Steve Taffee’s Musings on Education, Technology, and the Environment

Constrainting Innovation: Teacher Education Programs, Teacher Licensure Departments, and Teacher Unions

Posted by sjtaffee on May 22, 2009

I suppose I should start with my bona fides.

I graduated with a Bachelors degree in English education from Central Michigan University, received a Master’s and Ph.D. in Curriculum and Instruction  from Michigan State University, and for seven years was the Director of Teacher Education and Associate Professor of Education at North Dakota State University (NDSU). In that capacity, I was in charge of our student teaching program, taught foundations programs and graduate-level courses, and worked closely with the state to assure that our students were qualified to obtain a teaching license in North Dakota. While at NDSU, I was part of our department’s self-study team went through a successful re-accreditation process with the National Council for Accreditation of Teacher Education (NCATE).
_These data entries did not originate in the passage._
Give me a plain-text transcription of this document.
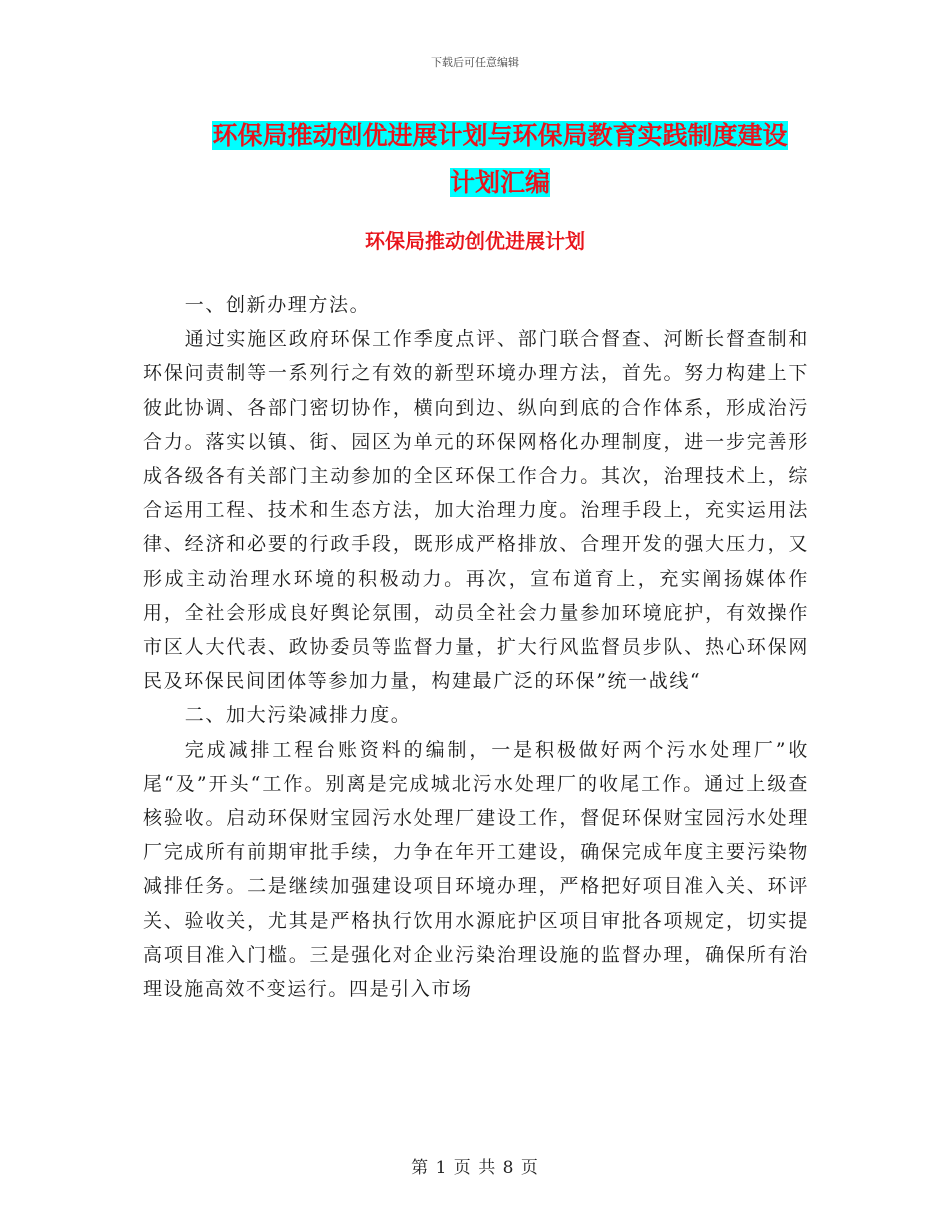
下载后可任意编辑
环保局推动创优进展计划与环保局教育实践制度建设
计划汇编
环保局推动创优进展计划

一、创新办理方法。

通过实施区政府环保工作季度点评、部门联合督查、河断长督查制和环保问责制等一系列行之有效的新型环境办理方法，首先。努力构建上下彼此协调、各部门密切协作，横向到边、纵向到底的合作体系，形成治污合力。落实以镇、街、园区为单元的环保网格化办理制度，进一步完善形成各级各有关部门主动参加的全区环保工作合力。其次，治理技术上，综合运用工程、技术和生态方法，加大治理力度。治理手段上，充实运用法律、经济和必要的行政手段，既形成严格排放、合理开发的强大压力，又形成主动治理水环境的积极动力。再次，宣布道育上，充实阐扬媒体作用，全社会形成良好舆论氛围，动员全社会力量参加环境庇护，有效操作市区人大代表、政协委员等监督力量，扩大行风监督员步队、热心环保网民及环保民间团体等参加力量，构建最广泛的环保”统一战线“

二、加大污染减排力度。

完成减排工程台账资料的编制，一是积极做好两个污水处理厂”收尾“及”开头“工作。别离是完成城北污水处理厂的收尾工作。通过上级查核验收。启动环保财宝园污水处理厂建设工作，督促环保财宝园污水处理厂完成所有前期审批手续，力争在年开工建设，确保完成年度主要污染物减排任务。二是继续加强建设项目环境办理，严格把好项目准入关、环评关、验收关，尤其是严格执行饮用水源庇护区项目审批各项规定，切实提高项目准入门槛。三是强化对企业污染治理设施的监督办理，确保所有治理设施高效不变运行。四是引入市场

第 1 页 共 8 页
As a high school teacher, I was a member of the Michigan Education Association (MEA), a branch of the National Education Association (NEA). The MEA actually went to my defense at one time and benefited from their legal team. While at NDSU I was a member of the North Dakota Education Association (though the campus was not organized), and the faculty adviser to the Student  NEA.

Which means that I know whereof I speak, at least a little bit, when it comes to teacher education, unions, and licensure.

Make no mistake, teacher education, licensure boards, and unions have done much to improve the state of teaching and learning in the United States and the world. I am a better person because of my association with them and, I hope, that in some small manner I was able to give back to them as well.

But make no mistake as well that such organizations have hindered real educational reform. They have not done this out of malice. Rather it is due to their nature as mature organizations that have come to that point where they can no longer see the world except through their own lenses—lenses which like the aging human eye can form cataracts or lose their ability to see ahead due to macular degeneration. As bureaucracies they protect and covet power, when the healthier response to the accumulation of power is to give it away.

Within independent schools I have noted occasional disdain for faculty candidates who come from teacher education programs, thought to be less rigorous in their academic expectations. And indeed there are embarrassing instances when fully licensed teachers cannot pass the same basic skills tests we expect their students to have mastered. But these are fortunately rare circumstances, and the vast majority of America’s teachers are working hard to do the best they can. But their best efforts are not good enough, and our children deserve more. And our teachers do to.

Great teachers sometimes have no formal training in education. But these same great teachers nonetheless have a gift for reaching children. And sometimes teachers with Master’s degrees in Education have checked-out and, are just going through the motions, moving their yellowed transparencies to PowerPoint slides and calling it a day. Teacher unions may offer outstanding professional development programs, and at the same time have a knee-jerk  reaction to any promising practice that they perceive to threaten their power base, such as charter schools, vouchers, pay for performance, or tenure reform. State licensing boards sometime equate formal training with knowledge and skill, conflating degrees and coursework with the extraordinary craft and artistry of teaching.

We in independent schools need closer ties with unions, colleges of education and yes, even licensure boards if we are to create 21st century schools that truly work for all children and teachers alike. For too long we have stood apart and aloof from the business of education that holds sway with the overwhelming majority of America’s schools. We are independent for a reason, and we are not beholding to these groups. But we all share an interest in making all of our schools better, and that can only happen when we are in dialog with one another.